Its the kind of day where no matter how many mantras you chant about how you are going to have a bitchin good day, it just doesn’t work. It is the kind of day where I do take the time to break from the monotonous cycle to remember there are bright moments in a shitty day. It feels like I am in a tug of war between a happy sunny mood and shitty ass mood and I am the rope.
But I will say this when I did my latest cleanse (no not bodily) I get a sense that I have made a huge step forward to finding the next chapter. No more strings holding me down, no more obligations to please, no stopping me now.

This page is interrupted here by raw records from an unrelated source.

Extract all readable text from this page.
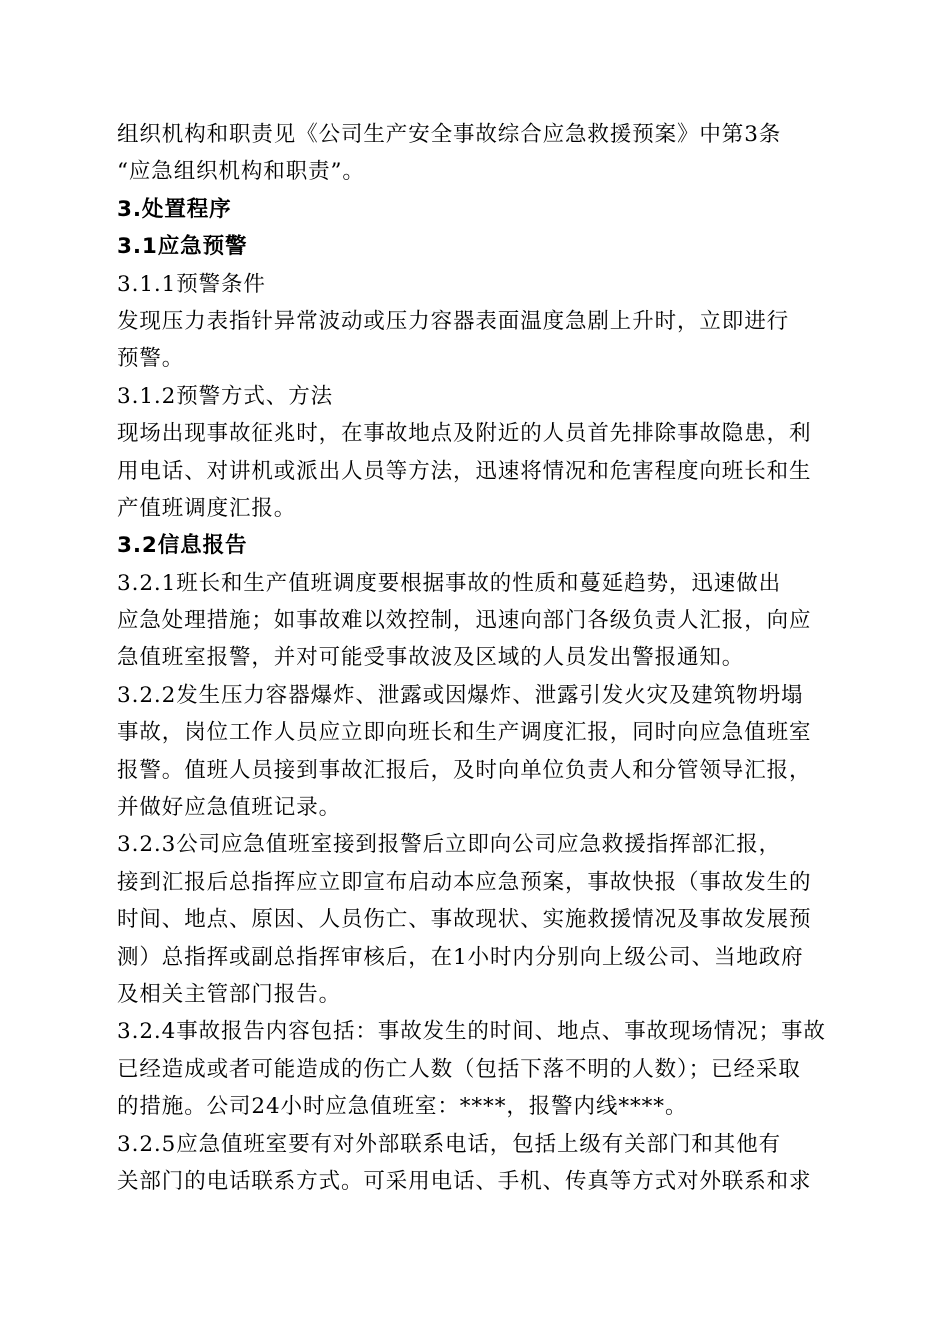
组织机构和职责见《公司生产安全事故综合应急救援预案》中第3条
“应急组织机构和职责”。
3.处置程序
3.1应急预警
3.1.1预警条件
发现压力表指针异常波动或压力容器表面温度急剧上升时，立即进行
预警。
3.1.2预警方式、方法
现场出现事故征兆时，在事故地点及附近的人员首先排除事故隐患，利
用电话、对讲机或派出人员等方法，迅速将情况和危害程度向班长和生
产值班调度汇报。
3.2信息报告
3.2.1班长和生产值班调度要根据事故的性质和蔓延趋势，迅速做出
应急处理措施；如事故难以效控制，迅速向部门各级负责人汇报，向应
急值班室报警，并对可能受事故波及区域的人员发出警报通知。
3.2.2发生压力容器爆炸、泄露或因爆炸、泄露引发火灾及建筑物坍塌
事故，岗位工作人员应立即向班长和生产调度汇报，同时向应急值班室
报警。值班人员接到事故汇报后，及时向单位负责人和分管领导汇报，
并做好应急值班记录。
3.2.3公司应急值班室接到报警后立即向公司应急救援指挥部汇报，
接到汇报后总指挥应立即宣布启动本应急预案，事故快报（事故发生的
时间、地点、原因、人员伤亡、事故现状、实施救援情况及事故发展预
测）总指挥或副总指挥审核后，在1小时内分别向上级公司、当地政府
及相关主管部门报告。
3.2.4事故报告内容包括：事故发生的时间、地点、事故现场情况；事故
已经造成或者可能造成的伤亡人数（包括下落不明的人数）；已经采取
的措施。公司24小时应急值班室：****，报警内线****。
3.2.5应急值班室要有对外部联系电话，包括上级有关部门和其他有
关部门的电话联系方式。可采用电话、手机、传真等方式对外联系和求
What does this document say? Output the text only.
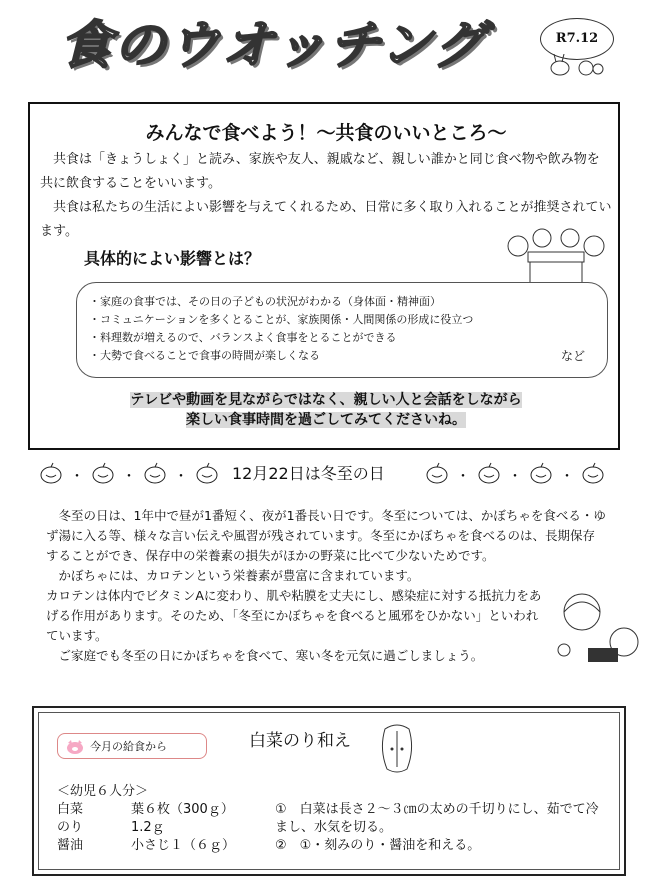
食のウオッチング	R7.12
みんなで食べよう！～共食のいいところ～
　共食は「きょうしょく」と読み、家族や友人、親戚など、親しい誰かと同じ食べ物や飲み物を共に飲食することをいいます。
　共食は私たちの生活によい影響を与えてくれるため、日常に多く取り入れることが推奨されています。
具体的によい影響とは？
・家庭の食事では、その日の子どもの状況がわかる（身体面・精神面）
・コミュニケーションを多くとることが、家族関係・人間関係の形成に役立つ
・料理数が増えるので、バランスよく食事をとることができる
・大勢で食べることで食事の時間が楽しくなる	など
テレビや動画を見ながらではなく、親しい人と会話をしながら
楽しい食事時間を過ごしてみてくださいね。
・	・	・	12月22日は冬至の日	・	・	・
　冬至の日は、1年中で昼が1番短く、夜が1番長い日です。冬至については、かぼちゃを食べる・ゆず湯に入る等、様々な言い伝えや風習が残されています。冬至にかぼちゃを食べるのは、長期保存することができ、保存中の栄養素の損失がほかの野菜に比べて少ないためです。
　かぼちゃには、カロテンという栄養素が豊富に含まれています。
カロテンは体内でビタミンAに変わり、肌や粘膜を丈夫にし、感染症に対する抵抗力をあげる作用があります。そのため、「冬至にかぼちゃを食べると風邪をひかない」といわれています。
　ご家庭でも冬至の日にかぼちゃを食べて、寒い冬を元気に過ごしましょう。
今月の給食から	白菜のり和え
＜幼児６人分＞
白菜	葉６枚（300ｇ）
のり	1.2ｇ
醤油	小さじ１（６ｇ）
①　白菜は長さ２～３㎝の太めの千切りにし、茹でて冷まし、水気を切る。
②　①・刻みのり・醤油を和える。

I was off for a few days from work because I was not feeling well. After day four of being away from my job I felt well enough to return to work. As soon as that thought came into my head that I was going to return to work, I battled anxiety. WTF. Why am I so anxious? I had a hard time falling asleep and when I did fall asleep I would wake up from time to time. Of course without fail, I woke up 30 minutes before my alarm clock rang. My mind raced with thoughts, “Should I just get up out of bed or push the snooze button seven times??” Back and forth I debated that issue with myself and in the end pushed the snooze button once and unwillingly crawled out of bed. The anxiety did not stop when I woke up either. When I arrived at worked I got out of my car, unlocked the building doors, walked down the darkened hallway to my desk, fell into my chair, took a deep breath and let all my fears go.
What is it about that first day back? After being away for a short period of time or a long period of time; why is there that sense of anxiousness? Am I confusing anxiousness with excitement? Maybe I am excited to return to work, to be back in the relm with my co-workers? Where does this all come from? Where did I learn this? I guess those questions are relatively unimportant other than I have to learn how to change how I feel about going back to places I have been abscent from after a length of time. Maybe it is just me feeling this.